Friday, June 26, 2015
We have been following the Sweet Briar College litigation and settlement on this blog (see here and here). I thought readers might be interested in knowing precisely what the Virginia Supreme Court stated in its order leading up to the settlement. First, let’s be clear on the context of the Virginia Supreme Court order. This high court was considering an order of the circuit court (a lower court) that had granted in part and denied in part a motion for a temporary injunction, filed by the Commonwealth, to restrain the college from facilitating its closure during the legal proceedings. The state supreme court characterized the lower court’s order as having been based, “at least in part, upon the legal conclusion that the law of trusts cannot apply to a corporation.” The Virginia Supreme Court called this conclusion of the lower court “erroneous.” Said the high court:
The law of trusts can apply to a corporation. Jimenez v. Corr, 288 Va. 395, 411, 764 S.E.2d 115, 122 (2014) ("When . . . a trust exists, it is not a separate legal entity being referred to, but a fiduciary relationship between already existing parties, be they real persons or other legal entities."); Restatement (Second) of Trusts § 96(1) (1959) ("The extent of the capacity of a corporation to take and hold property in trust is the same as that of a natural person except as limited by law."); Restatement (Third) of Trusts § 33(1) (2003) ("A corporation has capacity to take and hold property in trust except as limited by law, and to administer trust property and act as trustee to the extent of the powers conferred upon it by law."); see also, e.g., Code § 64.2-706(C) (establishing rules governing the principal place of administration for certain "corporate trustee[s]"). The charitable, non-profit, or non-stock status of a corporation does not alter this legal principle. See Dodge v. Trustees of Randolph-Macon Women’s College, 276 Va. 10, 16, 661 S.E.2d 805, 809 (2008) (holding that Randolph-Macon Woman's College was not subject to the Uniform Trust Code because the College was not a trustee of a trust to which the Uniform Trust Code applies, and not simply because the College is a non-stock charitable corporation).

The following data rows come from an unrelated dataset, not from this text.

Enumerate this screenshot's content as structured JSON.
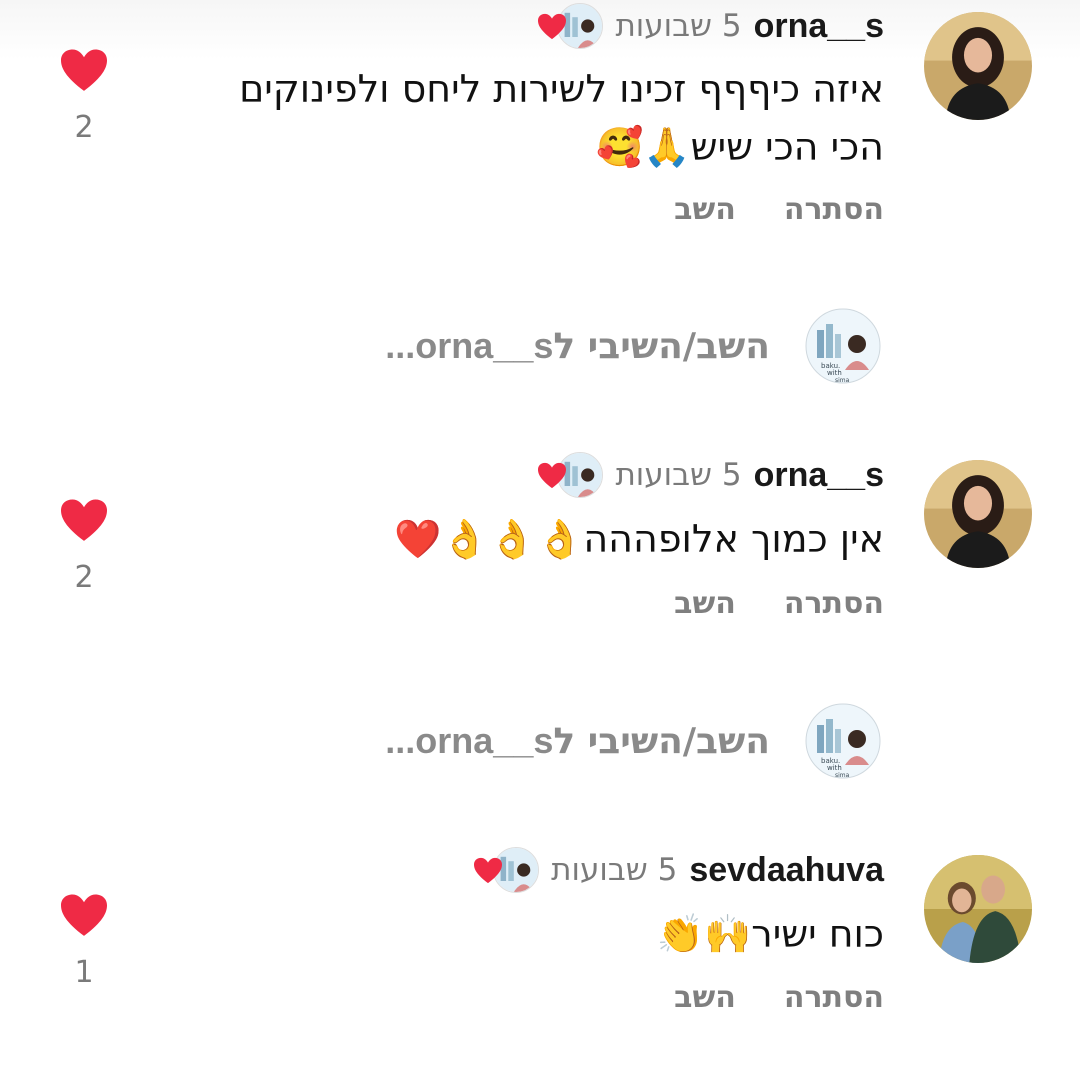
{
  "colors": {
    "heart": "#ef2a45",
    "muted": "#7a7a7a"
  },
  "comments": [
    {
      "username": "orna__s",
      "time": "5 שבועות",
      "text_line1": "איזה כיףףף זכינו לשירות ליחס ולפינוקים",
      "text_line2": "הכי הכי שיש🙏🥰",
      "reply_label": "השב",
      "hide_label": "הסתרה",
      "likes": "2",
      "liked_by_author": true,
      "avatar_icon": "woman-portrait-icon"
    },
    {
      "username": "orna__s",
      "time": "5 שבועות",
      "text_line1": "אין כמוך אלופההה👌👌👌❤️",
      "reply_label": "השב",
      "hide_label": "הסתרה",
      "likes": "2",
      "liked_by_author": true,
      "avatar_icon": "woman-portrait-icon"
    },
    {
      "username": "sevdaahuva",
      "time": "5 שבועות",
      "text_line1": "כוח ישיר🙌👏",
      "reply_label": "השב",
      "hide_label": "הסתרה",
      "likes": "1",
      "liked_by_author": true,
      "avatar_icon": "couple-portrait-icon"
    }
  ],
  "reply_prompts": [
    {
      "text": "השב/השיבי ל",
      "username": "orna__s..."
    },
    {
      "text": "השב/השיבי ל",
      "username": "orna__s..."
    }
  ],
  "author_avatar_text": [
    "baku.",
    "with",
    "sima"
  ]
}
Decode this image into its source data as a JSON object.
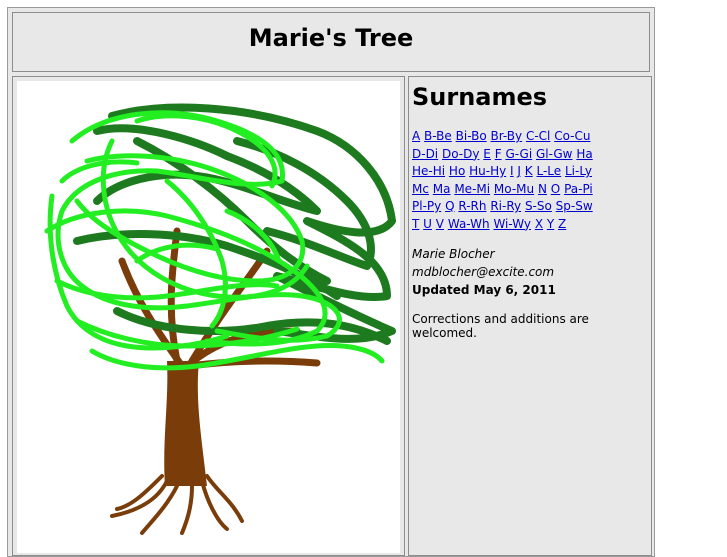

Accordingly, the circuit court erred to the extent it exercised its discretion in acting upon the motion for a temporary injunction based upon this erroneous legal conclusion.
What the Virginia Supreme Court ruled is not that a charitable corporation is necessarily governed by the law of charitable trusts. Rather, the Court concluded that a charitable corporation can serve as the trustee of a charitable trust under state law. The two are very different legal propositions.